Attentiveness and planning in the creation of menus within the frameworks of public nutrition systems, which not only include restaurants but also various receptions and street food, is not just a characteristic of modern times in the 20th and 21st century. A look into the history of man shows that nutrition was always connected to religious, health-related and above all economic (financial) facts. For centuries, the alternating rhythm of hunger (fasting) and abundance was regulated by various forms of religious consciousness and shaped a firm system of annual, monthly and daily sequences or calendar rotations. As with all areas of cultural heritage, their historic development did not feature them as absolute terms, as they saw a very diverse development. It was not until Protestantism that meat again played an important role in human nutrition when the importance of fasting was reduced.

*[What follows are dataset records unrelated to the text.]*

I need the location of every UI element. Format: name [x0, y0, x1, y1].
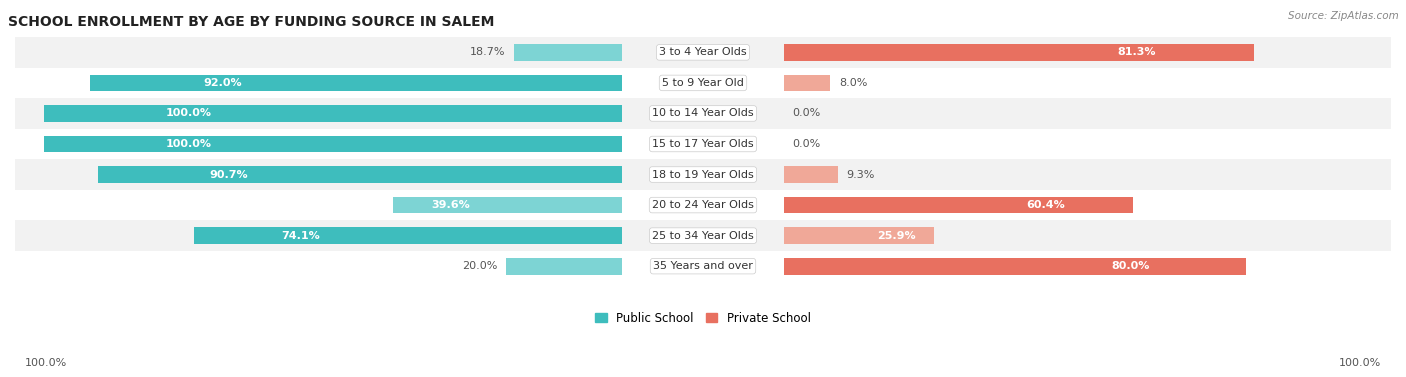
Text: 60.4%: 60.4% — [1026, 200, 1066, 210]
Text: 100.0%: 100.0% — [166, 109, 211, 118]
Bar — [15, 67, 1391, 98]
Bar — [785, 166, 838, 183]
Text: 100.0%: 100.0% — [25, 357, 67, 368]
Text: 8.0%: 8.0% — [839, 78, 868, 88]
Text: 0.0%: 0.0% — [793, 109, 821, 118]
Text: 80.0%: 80.0% — [1112, 261, 1150, 271]
Text: 15 to 17 Year Olds: 15 to 17 Year Olds — [652, 139, 754, 149]
Text: 35 Years and over: 35 Years and over — [652, 261, 754, 271]
Text: SCHOOL ENROLLMENT BY AGE BY FUNDING SOURCE IN SALEM: SCHOOL ENROLLMENT BY AGE BY FUNDING SOUR… — [8, 15, 495, 29]
Bar — [394, 197, 621, 213]
Bar — [15, 251, 1391, 281]
Bar — [785, 258, 1247, 274]
Bar — [515, 44, 621, 61]
Bar — [44, 105, 621, 122]
Bar — [90, 75, 621, 91]
Bar — [506, 258, 621, 274]
Text: 100.0%: 100.0% — [1339, 357, 1381, 368]
Text: 25 to 34 Year Olds: 25 to 34 Year Olds — [652, 231, 754, 241]
Text: 39.6%: 39.6% — [432, 200, 470, 210]
Text: 81.3%: 81.3% — [1118, 48, 1156, 57]
Text: 25.9%: 25.9% — [877, 231, 915, 241]
Text: 100.0%: 100.0% — [166, 139, 211, 149]
Text: 74.1%: 74.1% — [281, 231, 321, 241]
Bar — [44, 136, 621, 152]
Bar — [15, 129, 1391, 159]
Text: 10 to 14 Year Olds: 10 to 14 Year Olds — [652, 109, 754, 118]
Text: 20.0%: 20.0% — [463, 261, 498, 271]
Text: 9.3%: 9.3% — [846, 170, 875, 179]
Bar — [15, 190, 1391, 220]
Bar — [194, 227, 621, 244]
Text: Source: ZipAtlas.com: Source: ZipAtlas.com — [1288, 11, 1399, 21]
Bar — [785, 197, 1133, 213]
Bar — [97, 166, 621, 183]
Text: 5 to 9 Year Old: 5 to 9 Year Old — [662, 78, 744, 88]
Bar — [15, 159, 1391, 190]
Bar — [785, 75, 830, 91]
Bar — [15, 37, 1391, 67]
Text: 92.0%: 92.0% — [204, 78, 242, 88]
Bar — [15, 220, 1391, 251]
Text: 0.0%: 0.0% — [793, 139, 821, 149]
Text: 3 to 4 Year Olds: 3 to 4 Year Olds — [659, 48, 747, 57]
Bar — [15, 98, 1391, 129]
Text: 90.7%: 90.7% — [209, 170, 247, 179]
Legend: Public School, Private School: Public School, Private School — [591, 307, 815, 329]
Bar — [785, 227, 934, 244]
Text: 20 to 24 Year Olds: 20 to 24 Year Olds — [652, 200, 754, 210]
Text: 18.7%: 18.7% — [470, 48, 505, 57]
Bar — [785, 44, 1254, 61]
Text: 18 to 19 Year Olds: 18 to 19 Year Olds — [652, 170, 754, 179]
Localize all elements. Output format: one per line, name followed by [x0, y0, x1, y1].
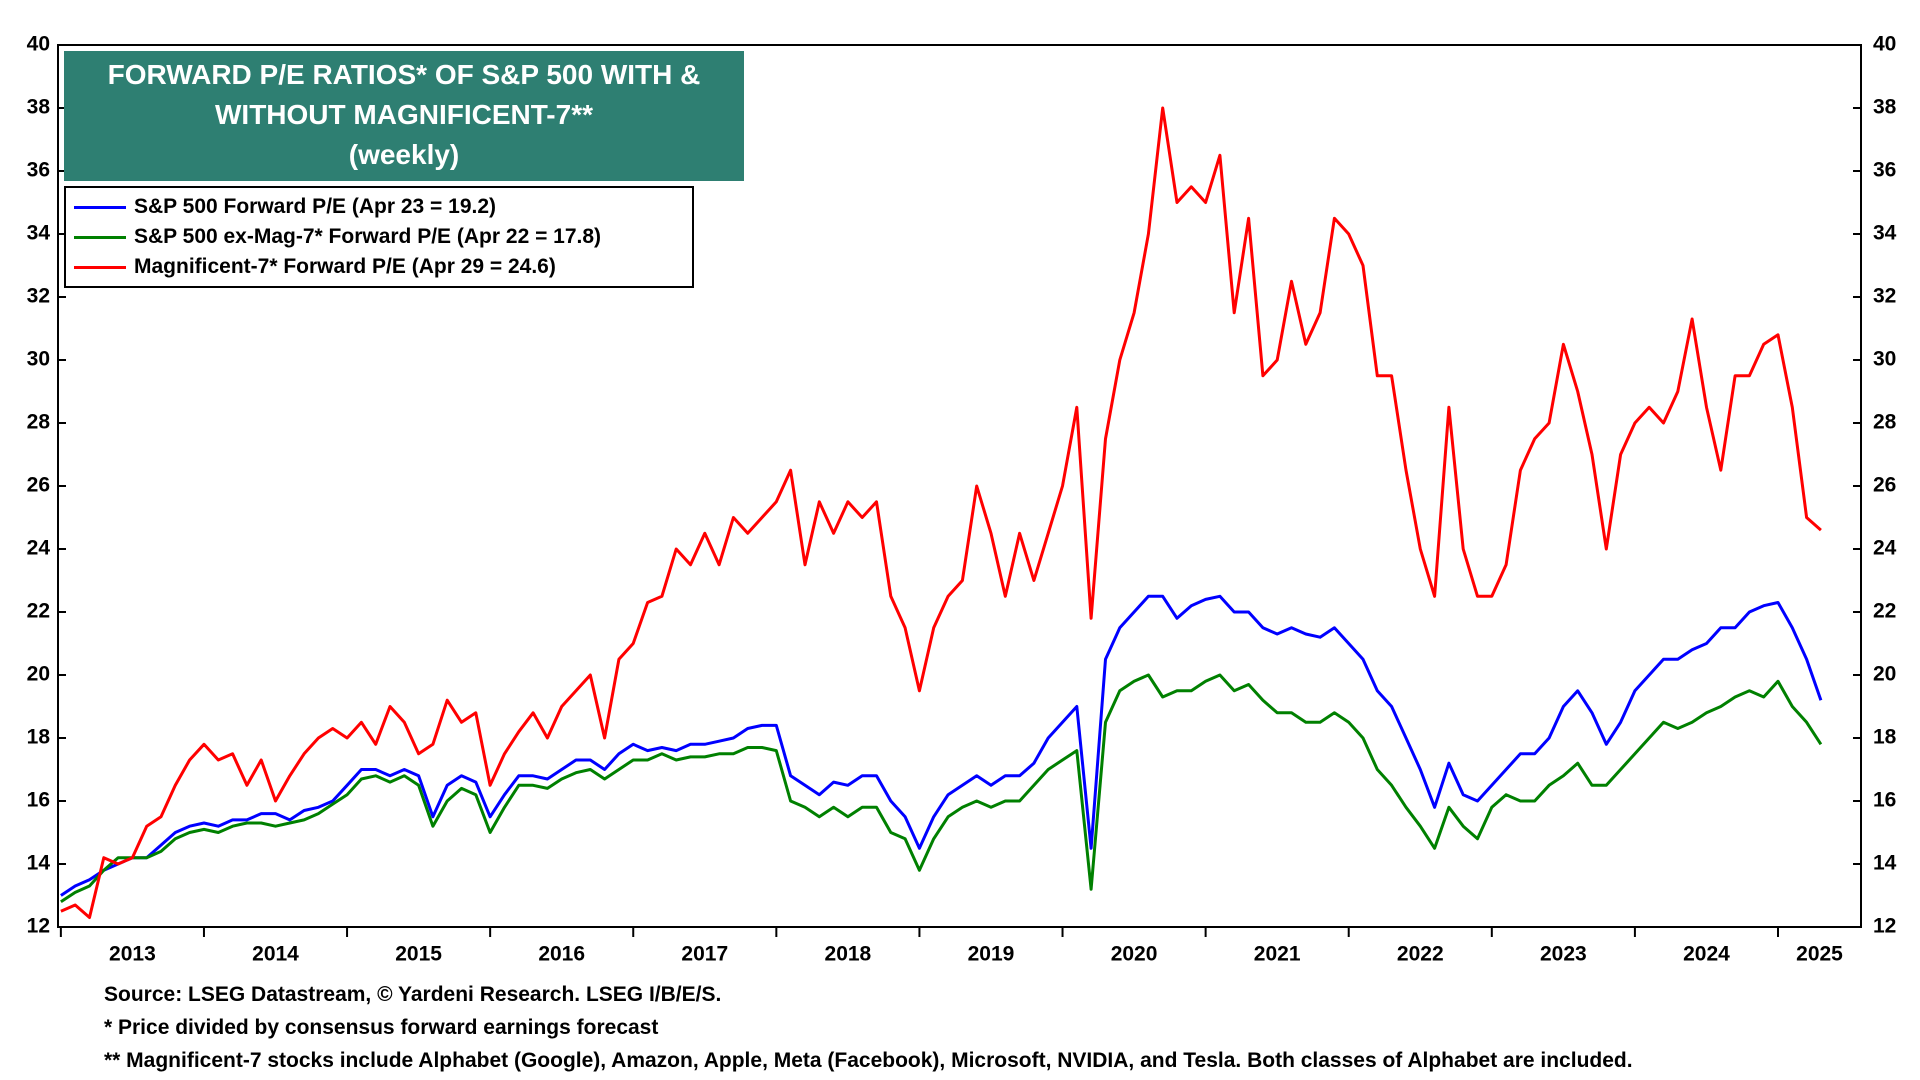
x-tick-label: 2019: [968, 943, 1015, 966]
legend-label: S&P 500 ex-Mag-7* Forward P/E (Apr 22 = …: [134, 225, 602, 248]
legend-label: S&P 500 Forward P/E (Apr 23 = 19.2): [134, 195, 497, 218]
footnote: ** Magnificent-7 stocks include Alphabet…: [104, 1049, 1633, 1072]
x-tick-label: 2015: [395, 943, 442, 966]
legend-entry: S&P 500 Forward P/E (Apr 23 = 19.2): [74, 192, 684, 222]
series-line: [60, 673, 1823, 904]
y2-tick-label: 38: [1873, 96, 1897, 119]
legend-entry: S&P 500 ex-Mag-7* Forward P/E (Apr 22 = …: [74, 222, 684, 252]
notes: Source: LSEG Datastream, © Yardeni Resea…: [104, 978, 1633, 1077]
y2-tick-label: 18: [1873, 726, 1897, 749]
y-tick-label: 12: [27, 915, 50, 938]
y-tick-label: 14: [27, 852, 51, 875]
y-tick-label: 34: [27, 222, 51, 245]
y2-tick-label: 30: [1873, 348, 1896, 371]
y2-tick-label: 28: [1873, 411, 1897, 434]
chart-subtitle: (weekly): [348, 139, 460, 170]
y2-tick-label: 16: [1873, 789, 1896, 812]
y-tick-label: 36: [27, 159, 50, 182]
y-tick-label: 30: [27, 348, 50, 371]
y-tick-label: 26: [27, 474, 50, 497]
legend-swatch: [74, 205, 126, 209]
y2-tick-label: 32: [1873, 285, 1896, 308]
x-tick-label: 2022: [1397, 943, 1444, 966]
x-tick-label: 2017: [681, 943, 728, 966]
legend: S&P 500 Forward P/E (Apr 23 = 19.2) S&P 5…: [64, 186, 694, 288]
x-tick-label: 2016: [538, 943, 585, 966]
y-tick-label: 18: [27, 726, 51, 749]
y2-tick-label: 12: [1873, 915, 1896, 938]
x-tick-label: 2023: [1540, 943, 1587, 966]
y2-tick-label: 34: [1873, 222, 1897, 245]
y2-tick-label: 36: [1873, 159, 1896, 182]
x-tick-label: 2021: [1254, 943, 1301, 966]
y-tick-label: 32: [27, 285, 50, 308]
legend-swatch: [74, 235, 126, 239]
legend-swatch: [74, 265, 126, 269]
footnote: * Price divided by consensus forward ear…: [104, 1016, 659, 1039]
y-tick-label: 28: [27, 411, 51, 434]
x-tick-label: 2013: [109, 943, 156, 966]
y-tick-label: 38: [27, 96, 51, 119]
y2-tick-label: 14: [1873, 852, 1897, 875]
x-tick-label: 2014: [252, 943, 299, 966]
y-tick-label: 22: [27, 600, 50, 623]
y-tick-label: 20: [27, 663, 50, 686]
y2-tick-label: 40: [1873, 33, 1896, 56]
title-box: FORWARD P/E RATIOS* OF S&P 500 WITH & WI…: [64, 51, 744, 181]
x-tick-label: 2018: [825, 943, 872, 966]
y-tick-label: 24: [27, 537, 51, 560]
y2-tick-label: 24: [1873, 537, 1897, 560]
y2-tick-label: 26: [1873, 474, 1896, 497]
y-tick-label: 40: [27, 33, 50, 56]
chart-title: FORWARD P/E RATIOS* OF S&P 500 WITH & WI…: [107, 59, 701, 130]
x-tick-label: 2024: [1683, 943, 1730, 966]
y2-tick-label: 22: [1873, 600, 1896, 623]
y2-tick-label: 20: [1873, 663, 1896, 686]
series-line: [60, 106, 1822, 919]
legend-entry: Magnificent-7* Forward P/E (Apr 29 = 24.…: [74, 252, 684, 282]
legend-label: Magnificent-7* Forward P/E (Apr 29 = 24.…: [134, 255, 556, 278]
series-line: [60, 594, 1823, 897]
x-tick-label: 2020: [1111, 943, 1158, 966]
y-tick-label: 16: [27, 789, 50, 812]
footnote: Source: LSEG Datastream, © Yardeni Resea…: [104, 983, 722, 1006]
x-tick-label: 2025: [1796, 943, 1843, 966]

Throughout history, nutrition was connected to health and healthy living. Not long ago, sometime after the Second World War, the prevalent opinion was that a person needed to eat well and in abundance, since if you are plump, you will be healthy! Modern views on healthy nutrition and knowledge of the negative influences (e.g. allergies) that determine and direct nutrition have a rich history. Even the author of the first cook book in Slovenian, Valentin Vodnik, wrote in his famous introduction to Kuharske bukve (Ljubljana, 1799):
“Cooking means to make food that is appropriate for human pleasure. The aim of cooking is to preserve health, with dishes being the medicine for the healthy. Therefore, everything that is used for cooking has to be healthy, as well as the manner in which the dishes are cooked. Therefore, smart cooks warn about too much fat, grease and lard, bacon, pork meat and cured meats. They eliminate and reject rancid food, do not serve reheated food, do not cook in copper or zinc dishes or pewter when there is too much lead but only use earthenware and iron dishes. They keep their kitchen beautiful and clean. They make sure that the dishes are prepared in a manner that is not only good for the throat but also the stomach."

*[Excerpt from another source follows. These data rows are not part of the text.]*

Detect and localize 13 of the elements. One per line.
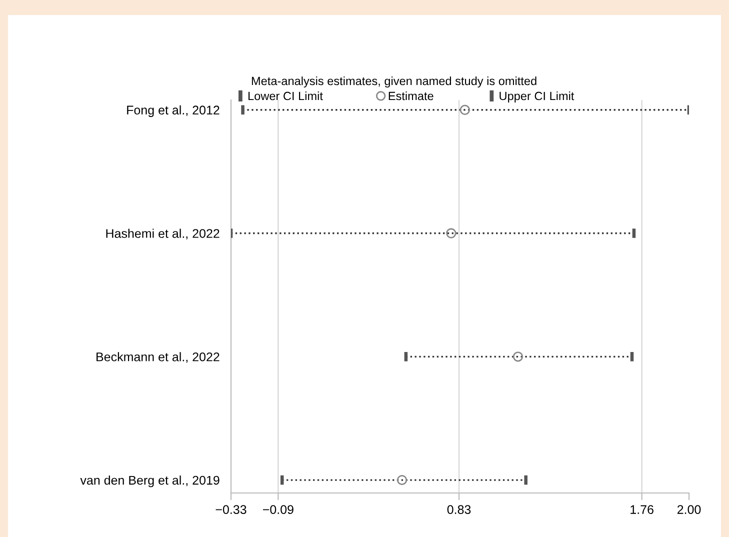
legend-label: Lower CI Limit (248, 92, 323, 100)
legend-label: Upper CI Limit (500, 92, 574, 102)
legend-label: Estimate (388, 92, 434, 100)
x-tick-label: −0.33 (216, 505, 246, 514)
chart-title: Meta-analysis estimates, given named study is omitted (252, 76, 536, 88)
y-tick-label: Beckmann et al., 2022 (96, 352, 220, 363)
x-tick-label: 1.76 (630, 505, 654, 514)
x-tick-label: 2.00 (677, 505, 701, 514)
y-tick-label: van den Berg et al., 2019 (80, 476, 220, 488)
y-tick-label: Hashemi et al., 2022 (106, 228, 220, 240)
x-tick-label: 0.83 (447, 505, 471, 514)
x-tick-label: −0.09 (262, 505, 294, 514)
y-tick-label: Fong et al., 2012 (127, 105, 220, 117)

The extent and type of nutrition has always related to increases or reductions in personal and family budgets. This applied on both the domestic and the public level, i.e. restaurants. Reductions in budgets were always related, and they still are, to hunger, famine, unvaried nutrition and insufficient food intake. In modern times, general reductions in budgets unfortunately rarely lead towards healthy possibilities but instead often work in favour of unhealthy, street or fast food that have negative health effects. If we look at this budgetary aspect through historic development, we can see that it used to prevent an abundance of content and quantity but people still remained within the frameworks of healthy nutrition, even if it was often less diverse or highly monotonous (stews with various groats, cabbage and turnip and from the 19th century onwards also potatoes, which we call the bread of the poor.

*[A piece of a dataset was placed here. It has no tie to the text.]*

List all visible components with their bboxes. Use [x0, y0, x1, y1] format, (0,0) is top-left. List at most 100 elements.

In modern times, religious influences, the impacts of health or allergies and reductions in budgets are more consistently regarded in planning menus and the culinary offer in restaurants, inns, hotel restaurants and for various receptions and catering events. I can see this in the mass or so-called fast or street food. The situation is at its worst in bars, bistros, cafeterias and similar places where the only foods are alcoholic and non-alcoholic beverages. With the greedy acceptance of possible and, above all, impossible global and globalised values (!), it is interesting to see that Slovenia remains special in this field. This is yet another, albeit not too stimulating example of our modern recognisability. I Feel Slovenia!